Magazine

Collecting During Covid-19

How the Bentley archived the pandemic in real-time.

By Lara Zielin

Zoom meeting screenshots. Journal entries. Course assignments. Social distancing signage. Tributes to essential workers.

These are just a few of the materials that the Bentley Historical Library collected from the U-M community to help document the COVID-19 pandemic.

The library launched its COVID-19 collecting efforts in April 2020 to document the varied experiences of students, staff, and faculty during the beginning of the pandemic.

“When future students, scholars, and researchers want to understand what it was like at the University of Michigan during the pandemic, the materials preserved by the Bentley will provide a first-person account,” says Project Archivist Caitlin Moriarty, who was part of the team spearheading the project.

Bentley archivists created an online form to accept submissions, and responses came in from across campus.

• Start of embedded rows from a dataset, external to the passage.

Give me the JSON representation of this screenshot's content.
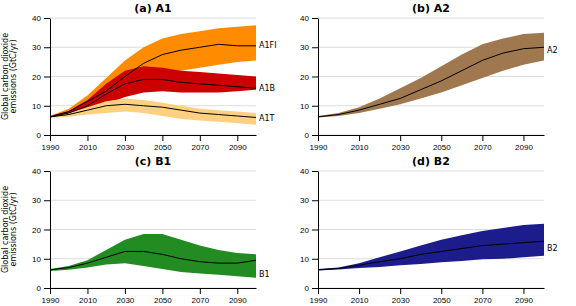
{
  "chart_data": [
    {
      "type": "band",
      "title": "(a) A1",
      "ylabel": "Global carbon dioxide\nemissions (GtC/yr)",
      "x": [
        1990,
        2000,
        2010,
        2020,
        2030,
        2040,
        2050,
        2060,
        2070,
        2080,
        2090,
        2100
      ],
      "xlim": [
        1990,
        2100
      ],
      "xticks": [
        1990,
        2010,
        2030,
        2050,
        2070,
        2090
      ],
      "ylim": [
        0,
        40
      ],
      "yticks": [
        0,
        10,
        20,
        30,
        40
      ],
      "grid": true,
      "color": "#000000",
      "series": [
        {
          "color": "#FF8C00",
          "low": [
            6.0,
            7.0,
            9.0,
            11.5,
            14.5,
            18.0,
            20.5,
            22.0,
            23.0,
            24.0,
            25.0,
            25.5
          ],
          "high": [
            6.5,
            9.0,
            13.5,
            19.5,
            25.5,
            30.0,
            33.0,
            34.5,
            35.5,
            36.5,
            37.0,
            37.5
          ],
          "values": [
            6.2,
            8.0,
            11.5,
            15.0,
            20.0,
            24.5,
            27.5,
            29.0,
            30.0,
            31.0,
            30.5,
            30.5
          ]
        },
        {
          "color": "#CC0000",
          "low": [
            6.0,
            6.8,
            8.5,
            10.5,
            13.0,
            14.5,
            15.0,
            14.5,
            14.5,
            14.5,
            15.0,
            15.5
          ],
          "high": [
            6.5,
            8.2,
            12.0,
            17.5,
            22.0,
            23.5,
            23.0,
            22.0,
            21.5,
            21.0,
            20.5,
            20.0
          ],
          "values": [
            6.2,
            7.5,
            10.0,
            14.0,
            17.5,
            19.0,
            19.0,
            18.0,
            17.5,
            17.0,
            16.5,
            16.0
          ]
        },
        {
          "color": "#FFD080",
          "low": [
            5.8,
            6.2,
            7.0,
            7.5,
            8.0,
            7.5,
            6.5,
            5.5,
            5.0,
            4.5,
            4.0,
            3.5
          ],
          "high": [
            6.5,
            7.5,
            9.5,
            11.5,
            12.5,
            12.0,
            11.0,
            10.0,
            9.0,
            8.5,
            8.0,
            7.5
          ],
          "values": [
            6.2,
            7.0,
            8.5,
            10.0,
            10.5,
            10.0,
            9.5,
            8.5,
            7.5,
            7.0,
            6.5,
            6.0
          ]
        }
      ],
      "annotations": [
        {
          "text": "A1FI",
          "x": 2100,
          "y": 30.5
        },
        {
          "text": "A1B",
          "x": 2100,
          "y": 16.0
        },
        {
          "text": "A1T",
          "x": 2100,
          "y": 5.5
        }
      ]
    },
    {
      "type": "band",
      "title": "(b) A2",
      "x": [
        1990,
        2000,
        2010,
        2020,
        2030,
        2040,
        2050,
        2060,
        2070,
        2080,
        2090,
        2100
      ],
      "xlim": [
        1990,
        2100
      ],
      "xticks": [
        1990,
        2010,
        2030,
        2050,
        2070,
        2090
      ],
      "ylim": [
        0,
        40
      ],
      "yticks": [
        0,
        10,
        20,
        30,
        40
      ],
      "grid": true,
      "color": "#000000",
      "series": [
        {
          "color": "#A07850",
          "low": [
            6.0,
            6.5,
            7.5,
            9.0,
            10.5,
            12.5,
            14.5,
            17.0,
            19.5,
            22.0,
            24.0,
            25.5
          ],
          "high": [
            6.5,
            7.5,
            9.5,
            12.5,
            16.0,
            19.5,
            23.5,
            27.5,
            31.0,
            33.0,
            34.5,
            35.0
          ],
          "values": [
            6.2,
            7.0,
            8.5,
            10.5,
            12.5,
            15.5,
            18.5,
            22.0,
            25.5,
            28.0,
            29.5,
            30.0
          ]
        }
      ],
      "annotations": [
        {
          "text": "A2",
          "x": 2100,
          "y": 29.0
        }
      ]
    },
    {
      "type": "band",
      "title": "(c) B1",
      "ylabel": "Global carbon dioxide\nemissions (GtC/yr)",
      "x": [
        1990,
        2000,
        2010,
        2020,
        2030,
        2040,
        2050,
        2060,
        2070,
        2080,
        2090,
        2100
      ],
      "xlim": [
        1990,
        2100
      ],
      "xticks": [
        1990,
        2010,
        2030,
        2050,
        2070,
        2090
      ],
      "ylim": [
        0,
        40
      ],
      "yticks": [
        0,
        10,
        20,
        30,
        40
      ],
      "grid": true,
      "color": "#000000",
      "series": [
        {
          "color": "#228B22",
          "low": [
            5.8,
            6.2,
            7.0,
            8.0,
            8.5,
            7.5,
            6.5,
            5.5,
            5.0,
            4.5,
            4.0,
            3.5
          ],
          "high": [
            6.5,
            7.5,
            9.5,
            13.0,
            16.5,
            18.5,
            18.5,
            16.5,
            14.5,
            13.0,
            12.0,
            11.5
          ],
          "values": [
            6.2,
            7.0,
            8.5,
            10.5,
            12.5,
            12.5,
            11.5,
            10.0,
            9.0,
            8.5,
            8.5,
            9.5
          ]
        }
      ],
      "annotations": [
        {
          "text": "B1",
          "x": 2100,
          "y": 4.5
        }
      ]
    },
    {
      "type": "band",
      "title": "(d) B2",
      "x": [
        1990,
        2000,
        2010,
        2020,
        2030,
        2040,
        2050,
        2060,
        2070,
        2080,
        2090,
        2100
      ],
      "xlim": [
        1990,
        2100
      ],
      "xticks": [
        1990,
        2010,
        2030,
        2050,
        2070,
        2090
      ],
      "ylim": [
        0,
        40
      ],
      "yticks": [
        0,
        10,
        20,
        30,
        40
      ],
      "grid": true,
      "color": "#000000",
      "series": [
        {
          "color": "#1C1C8C",
          "low": [
            6.0,
            6.3,
            6.8,
            7.2,
            7.8,
            8.2,
            8.8,
            9.2,
            9.8,
            10.0,
            10.5,
            11.0
          ],
          "high": [
            6.5,
            7.0,
            8.5,
            10.5,
            12.5,
            14.5,
            16.5,
            18.0,
            19.5,
            20.5,
            21.5,
            22.0
          ],
          "values": [
            6.2,
            6.7,
            7.8,
            9.0,
            10.0,
            11.5,
            12.5,
            13.5,
            14.5,
            15.0,
            15.5,
            16.0
          ]
        }
      ],
      "annotations": [
        {
          "text": "B2",
          "x": 2100,
          "y": 13.5
        }
      ]
    }
  ]
}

Some materials showed how coursework changed when faculty and students had to complete projects and research remotely, such as the films submitted by Senior Lecturer Terri Sarris. The students in Sarris’s Introduction to Production and Wolverine TV (WOLV-TV) classes switched their final projects to document an aspect of the COVID experience.

“The projects capture the upheaval, confusion, isolation, inability to focus, absence, uncertainty, and even some hope, that students were feeling in this unprecedented time,” Sarris says.

Other materials came in as a result of Bentley outreach, including the newsletter of Environmental Services at Michigan Medicine, who clean and maintain the hospital. “This is especially true at this important moment when they are on the frontlines as essential workers,” Moriarty says.

All submissions to the project were digital. The process of asking multiple people to contribute to a specific theme represents an unusual kind of collecting process for the Bentley.

Traditionally, most people or individuals who donate to archives submit a collection of their papers or records. In this case, “people who had just one thing, such as one photo, could submit it to be part of a community-created collection,” explains Moriarty.

Moriarty says that, if successful, this could be a model that the Bentley applies to collecting in other areas.

About 150 submissions to the online form were received, and the next step is to process the materials and make them available online.

This material represents a small portion of what the Bentley will ultimately collect on COVID-19. More material will be acquired from U-M departments and units, from individual donors, and from Michigan organizations.

“One hundred years from now, it will be interesting to see what survives,” Moriarty says. “When you’re living it, it feels like everything is important, but things will filter out over time. This will become like an archival sample of that moment, sort of a time capsule in a way.”


BENTLEY QUARANTINE BY THE NUMBERS

3,530

files produced from 39 digitization requests

345

researcher email requests received and responded to

321

finding aids created

246

football films (1930–1967) inspected and prepared for the Bentley Digital Media Library

191 GB

of digital material processed

52

social media posts generated

42

new websites archived

23 GB

of digital material accessioned

15

faculty members engaged in online teaching in partnership with the Bentley since March 2020

4

issues of the new Bentley e-newsletter sent

3

virtual events hosted (and more to come)


[Caption for lead photo] A sign near Michigan Stadium in March 2020 advises sheltering in place to stop the spread of COVID-19. Image by Bentley archivist Brian Williams.